Malheureusement je vois très souvent des enseignants d’aïkido qui en savent peu à propos d’autres arts de budo. Cela devient gênant lorsqu’on les voit manipuler un jo sans rien savoir du jodo. Ou ils utilisent un sabre sans clarifier les bases du kendo ou iaido. Ou ils frappent sans rien comprendre au karaté. Il manque souvent les bases. Et souvent la démonstration de leur aïkido n’atteint pas le niveau auquel on s’attendait. Me Nishio pensait que « l’aïkido est une méthode avancée, le prochain pas de l’évolution. » Il voyait cela ainsi. Je ne suis pas sûr que je puisse penser de même car j’ai déjà vu des budos exceptionnels et ne dirais donc pas que l’aïkido est supérieur aux autres disciplines de budo. Mais j’apprécie beaucoup les décisions philosophiques et stratégiques de l’aïkido. Déjà au début, je me disais « hey, mais avec ça on peut même venir à bout de superman. » Parce que l’on évite l’autre, peu importe sa force. Déjà en tant qu’ado, je comprenais que cela ne pouvait qu’être bon.
Osensei était malheureusement déjà mort quand je débutai avec l’aïkido. Mais j’étais tellement heureux d’avoir rencontré Me Nakakura et beaucoup d’autres, aussi en Suède. Quelle bénédiction ! Le Suédois dont je parlé s’appelle Jan Hermansson et s’entrainait au Hombu dojo.
Hermansson vit au Japon depuis 1965 et avait eu déjà une belle et impressionnante rencontre avec Osensei, qui fut très actif jusqu’à sa mort. C’est très bien d’avoir eu au moins une rencontre avec Osensei. Pour cela, il n’était même pas nécessaire que la rencontre soit de longue durée. J’ai parlé et me suis entrainé avec de nombreuses personnes qui ont eu cette expérience si précieuse. Et quand je rassemble tous leurs ressentis, la vision d’ensemble est très intéressante.
J’adore le titre de „Osensei“ pour un grand maitre. Tous ses élèves dont certains vivent encore sont exceptionnels mais aussi très différents. Il est simple pour un enseignant de produire des copies de lui-même mais un grand enseignant produits des copies originales. Tellement d’originaux différents.

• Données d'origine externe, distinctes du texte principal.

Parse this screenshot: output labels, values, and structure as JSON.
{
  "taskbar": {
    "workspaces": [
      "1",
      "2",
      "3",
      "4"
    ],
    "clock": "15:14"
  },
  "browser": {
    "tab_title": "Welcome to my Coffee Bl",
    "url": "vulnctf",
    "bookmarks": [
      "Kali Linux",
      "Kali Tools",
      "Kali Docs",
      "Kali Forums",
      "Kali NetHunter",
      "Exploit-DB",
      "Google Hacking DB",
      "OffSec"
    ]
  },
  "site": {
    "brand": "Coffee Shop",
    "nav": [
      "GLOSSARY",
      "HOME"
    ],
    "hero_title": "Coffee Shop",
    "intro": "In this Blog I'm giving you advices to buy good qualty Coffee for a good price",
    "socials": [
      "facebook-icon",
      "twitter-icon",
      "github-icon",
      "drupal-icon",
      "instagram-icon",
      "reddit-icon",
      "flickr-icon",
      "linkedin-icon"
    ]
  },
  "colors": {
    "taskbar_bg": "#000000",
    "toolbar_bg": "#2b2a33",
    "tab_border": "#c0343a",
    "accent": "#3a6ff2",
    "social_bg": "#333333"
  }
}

Tu as commencé à 17 ans, non ? Crois-tu si tu étais allé en 1965 à 18 ans au Japon pour voir Osensei, que tu aurais pu apprendre beaucoup de lui ?
Bien sûr que oui. Je n’aurais pas compris grand-chose mais la graine aurait été semée. Personne avec qui je me suis entretenu n’avait compris grand-chose. Mais il laissait une trace. On se laissait inexorablement prendre par sa présence.
Tamura disait parfois qu’il ne comprenait que beaucoup plus tard ce que Osensei avait dit.
J’en suis sûr. De rencontrer Osensei n’était jamais inutile. Je connais un autre exemple d’un enseignant de ce calibre. Me Nakazono était en France puis alla aux USA. Ichimura et moi n’étions pas toujours d’accord. Lors de ma troisième année chez lui je devins indocile et nous nous disputions.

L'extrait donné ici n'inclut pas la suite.